La inflación de enero 2026 habría registrado una desaceleración respecto al cierre de 2025, rompiendo con la tendencia alcista que se observaba desde junio del año pasado y que se intensificó a partir de septiembre, cuando los índices volvieron a superar el 2 % mensual. Según las estimaciones de las principales consultoras privadas relevadas por la Agencia Noticias Argentinas, el índice de precios al consumidor habría cerrado el primer mes del año entre 2,2 % y 2,6 %, manteniéndose por encima del 2 % pero con una clara moderación respecto al 2,8 % de diciembre.
El reporte de Equilibra ubicó la inflación mensual en 2,2 %, con los mayores incrementos concentrados en restaurantes y hoteles (3,8%), bienes y servicios varios junto con alimentos y bebidas no alcohólicas (ambos 3,1%) y salud (2,8%). La variación interanual se estimó en 32%. El economista senior de la consultora, Gonzalo Carrera, atribuyó la baja a tres factores principales: una caída de más de 1,5 puntos en alimentos y bebidas no estacionales (impulsada por una carne más calma), el efecto arrastre a la baja en regulados tras fuertes subas de diciembre en transporte público, nafta y tabaco, y un dólar estable que abarató ciertos bienes del núcleo inflacionario.
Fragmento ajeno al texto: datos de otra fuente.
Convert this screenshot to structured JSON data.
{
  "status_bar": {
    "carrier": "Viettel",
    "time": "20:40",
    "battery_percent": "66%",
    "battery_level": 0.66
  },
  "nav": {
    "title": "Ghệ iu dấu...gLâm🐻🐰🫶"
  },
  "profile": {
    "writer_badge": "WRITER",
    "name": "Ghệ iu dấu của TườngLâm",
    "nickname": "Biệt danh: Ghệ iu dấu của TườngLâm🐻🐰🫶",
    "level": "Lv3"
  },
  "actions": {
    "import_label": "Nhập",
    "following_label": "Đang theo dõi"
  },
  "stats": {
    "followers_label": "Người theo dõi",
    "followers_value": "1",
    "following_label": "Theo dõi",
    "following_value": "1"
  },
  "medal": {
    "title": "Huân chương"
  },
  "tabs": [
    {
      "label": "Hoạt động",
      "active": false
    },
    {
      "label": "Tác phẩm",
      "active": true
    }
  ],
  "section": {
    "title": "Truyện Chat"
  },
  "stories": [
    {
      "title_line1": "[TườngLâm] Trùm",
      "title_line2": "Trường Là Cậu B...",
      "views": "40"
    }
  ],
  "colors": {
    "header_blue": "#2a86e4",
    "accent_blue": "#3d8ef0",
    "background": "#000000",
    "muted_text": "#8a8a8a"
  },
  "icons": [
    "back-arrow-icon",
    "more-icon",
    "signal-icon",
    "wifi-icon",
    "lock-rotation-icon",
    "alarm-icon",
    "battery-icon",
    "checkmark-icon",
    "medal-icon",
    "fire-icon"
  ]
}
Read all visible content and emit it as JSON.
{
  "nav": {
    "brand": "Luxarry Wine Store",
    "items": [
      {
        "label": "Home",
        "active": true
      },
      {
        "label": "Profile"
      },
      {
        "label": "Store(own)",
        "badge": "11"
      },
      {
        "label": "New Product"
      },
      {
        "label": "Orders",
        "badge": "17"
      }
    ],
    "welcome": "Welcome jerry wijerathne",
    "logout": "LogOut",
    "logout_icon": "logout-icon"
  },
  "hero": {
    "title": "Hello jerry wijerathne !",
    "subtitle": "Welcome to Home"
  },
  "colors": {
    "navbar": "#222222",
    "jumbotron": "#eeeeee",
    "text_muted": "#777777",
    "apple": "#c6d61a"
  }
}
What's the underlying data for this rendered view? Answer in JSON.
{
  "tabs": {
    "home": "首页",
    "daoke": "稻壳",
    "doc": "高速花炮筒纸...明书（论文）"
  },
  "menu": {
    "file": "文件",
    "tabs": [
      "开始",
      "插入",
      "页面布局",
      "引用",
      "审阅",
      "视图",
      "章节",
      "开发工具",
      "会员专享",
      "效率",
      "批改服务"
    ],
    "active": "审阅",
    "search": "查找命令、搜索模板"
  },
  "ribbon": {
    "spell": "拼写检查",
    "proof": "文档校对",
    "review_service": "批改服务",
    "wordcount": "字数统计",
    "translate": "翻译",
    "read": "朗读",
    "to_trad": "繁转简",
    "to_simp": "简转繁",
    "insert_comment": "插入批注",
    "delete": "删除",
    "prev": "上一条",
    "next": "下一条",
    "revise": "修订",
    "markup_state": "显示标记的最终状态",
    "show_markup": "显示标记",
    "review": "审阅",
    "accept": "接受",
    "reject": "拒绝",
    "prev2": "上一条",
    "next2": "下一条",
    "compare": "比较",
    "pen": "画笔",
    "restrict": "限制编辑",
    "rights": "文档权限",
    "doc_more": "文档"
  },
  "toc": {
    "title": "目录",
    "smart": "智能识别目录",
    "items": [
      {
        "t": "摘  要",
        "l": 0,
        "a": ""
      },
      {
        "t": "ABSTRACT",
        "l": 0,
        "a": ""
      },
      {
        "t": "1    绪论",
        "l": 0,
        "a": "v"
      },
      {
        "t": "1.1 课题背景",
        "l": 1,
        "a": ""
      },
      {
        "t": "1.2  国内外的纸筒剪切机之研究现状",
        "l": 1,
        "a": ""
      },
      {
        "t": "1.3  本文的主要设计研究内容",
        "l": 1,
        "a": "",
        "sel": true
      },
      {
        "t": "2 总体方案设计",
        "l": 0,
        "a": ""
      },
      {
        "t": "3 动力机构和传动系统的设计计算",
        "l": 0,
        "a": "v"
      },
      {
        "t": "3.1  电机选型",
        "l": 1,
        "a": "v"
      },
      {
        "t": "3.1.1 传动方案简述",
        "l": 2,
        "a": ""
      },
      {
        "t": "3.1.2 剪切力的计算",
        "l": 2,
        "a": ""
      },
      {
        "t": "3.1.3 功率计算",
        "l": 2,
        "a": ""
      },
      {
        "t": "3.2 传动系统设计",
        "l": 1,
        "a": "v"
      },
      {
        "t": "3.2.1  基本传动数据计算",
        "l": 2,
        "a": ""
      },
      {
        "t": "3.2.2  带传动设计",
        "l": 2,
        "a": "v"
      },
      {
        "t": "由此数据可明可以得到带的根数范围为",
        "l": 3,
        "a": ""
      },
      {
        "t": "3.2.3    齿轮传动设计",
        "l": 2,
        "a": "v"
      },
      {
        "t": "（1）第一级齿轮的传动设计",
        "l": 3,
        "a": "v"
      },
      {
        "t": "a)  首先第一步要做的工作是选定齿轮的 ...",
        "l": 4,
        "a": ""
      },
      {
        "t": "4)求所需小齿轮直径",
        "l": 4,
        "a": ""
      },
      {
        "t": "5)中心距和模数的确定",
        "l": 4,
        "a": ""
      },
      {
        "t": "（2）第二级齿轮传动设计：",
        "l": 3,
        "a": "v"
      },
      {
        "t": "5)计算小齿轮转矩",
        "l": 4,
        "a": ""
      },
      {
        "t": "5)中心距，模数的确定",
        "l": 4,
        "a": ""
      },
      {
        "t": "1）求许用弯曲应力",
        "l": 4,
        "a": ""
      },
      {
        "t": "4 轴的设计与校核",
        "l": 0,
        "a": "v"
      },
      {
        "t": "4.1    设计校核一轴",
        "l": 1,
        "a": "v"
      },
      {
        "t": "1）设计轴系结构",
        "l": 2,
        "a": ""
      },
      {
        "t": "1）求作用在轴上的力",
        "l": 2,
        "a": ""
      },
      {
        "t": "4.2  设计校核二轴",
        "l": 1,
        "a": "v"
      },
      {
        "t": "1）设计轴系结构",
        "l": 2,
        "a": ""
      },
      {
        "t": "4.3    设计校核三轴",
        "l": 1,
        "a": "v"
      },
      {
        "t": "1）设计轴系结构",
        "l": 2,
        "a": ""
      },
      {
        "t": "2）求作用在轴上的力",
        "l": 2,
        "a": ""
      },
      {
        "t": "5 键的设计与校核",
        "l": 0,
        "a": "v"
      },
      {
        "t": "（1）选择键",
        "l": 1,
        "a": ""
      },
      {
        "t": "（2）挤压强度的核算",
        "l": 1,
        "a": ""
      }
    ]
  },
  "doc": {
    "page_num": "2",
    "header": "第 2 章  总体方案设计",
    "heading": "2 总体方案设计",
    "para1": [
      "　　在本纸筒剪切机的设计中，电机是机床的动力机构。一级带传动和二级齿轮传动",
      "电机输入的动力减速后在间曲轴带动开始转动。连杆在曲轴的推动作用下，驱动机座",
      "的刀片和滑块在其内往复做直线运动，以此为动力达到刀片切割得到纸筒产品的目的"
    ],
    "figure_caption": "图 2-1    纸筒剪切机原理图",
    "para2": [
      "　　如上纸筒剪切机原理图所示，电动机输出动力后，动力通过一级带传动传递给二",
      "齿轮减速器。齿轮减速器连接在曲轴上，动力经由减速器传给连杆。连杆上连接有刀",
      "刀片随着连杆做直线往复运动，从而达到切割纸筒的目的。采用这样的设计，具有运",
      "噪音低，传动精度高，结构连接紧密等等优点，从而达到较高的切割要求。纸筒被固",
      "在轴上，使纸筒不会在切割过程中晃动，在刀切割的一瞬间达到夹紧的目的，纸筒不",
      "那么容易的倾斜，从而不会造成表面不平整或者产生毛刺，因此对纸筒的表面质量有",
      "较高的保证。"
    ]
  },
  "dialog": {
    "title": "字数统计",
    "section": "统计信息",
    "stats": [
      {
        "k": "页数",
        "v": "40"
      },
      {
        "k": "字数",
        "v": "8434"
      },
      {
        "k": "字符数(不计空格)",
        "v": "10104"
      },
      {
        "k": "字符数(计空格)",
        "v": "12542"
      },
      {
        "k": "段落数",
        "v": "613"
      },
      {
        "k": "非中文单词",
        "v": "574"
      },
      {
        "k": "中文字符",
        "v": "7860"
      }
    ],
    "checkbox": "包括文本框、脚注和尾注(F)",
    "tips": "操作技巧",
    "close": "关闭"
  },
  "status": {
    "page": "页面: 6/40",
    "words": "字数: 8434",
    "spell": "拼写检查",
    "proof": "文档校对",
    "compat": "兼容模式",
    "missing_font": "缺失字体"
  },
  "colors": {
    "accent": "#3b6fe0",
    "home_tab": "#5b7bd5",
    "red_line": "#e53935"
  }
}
Por su parte, EcoGo Consultores estimó que los alimentos y bebidas subieron 2,5 % en enero, con las verduras liderando las alzas, mientras las carnes mantuvieron incrementos moderados en torno al 3,6 % mensual. Fundación Libertad y Progreso proyectó un 2,6 % para el mes, con una variación interanual del 32,1 %, lo que refleja una leve aceleración desde octubre. Sin embargo, la entidad mostró optimismo para febrero: “A partir del segundo mes podría revertirse esta tendencia y retomarse el proceso de desaceleración interanual”.
Los analistas de Libertad y Progreso explicaron que la aceleración reciente responde a “la baja de la demanda de pesos por la creciente incertidumbre electoral que depreció nuestra moneda”, lo que impulsó los tipos de cambio y, posteriormente, los precios de los productos comerciables como alimentos y bebidas. “Llevará tiempo para que el total de esa pérdida de valor del peso se termine de reflejar en todos los precios, pero debería ser decreciente en la medida que cada vez una mayor proporción de bienes y servicios ya la incorporaron”, agregaron.
El relevamiento de C&T para la región Gran Buenos Aires midió un incremento mensual de 2,4 % en enero, “rompiendo la tendencia al alza de los meses previos”. En esa medición, alimentos y bebidas fue el rubro de mayor aumento (4,1 %), muy influido por la fuerte suba de verduras, aunque la carne mostró el menor ritmo de incremento desde octubre, con una suba cercana al 5 %.
Las estimaciones privadas anticipan que el IPC Nacional que publicará el Indec a mediados de febrero confirmará esta moderación, aunque el nivel aún supera el 2 % mensual. Los analistas coinciden en que la estabilidad cambiaria, la menor presión estacional en algunos rubros y el efecto base de los fuertes ajustes de fin de 2025 contribuyeron a este freno. Sin embargo, persiste la cautela: la inflación acumulada en los últimos meses sigue alta y la convergencia hacia niveles más bajos dependerá de la evolución del dólar, la demanda agregada y las políticas fiscales en los próximos trimestres.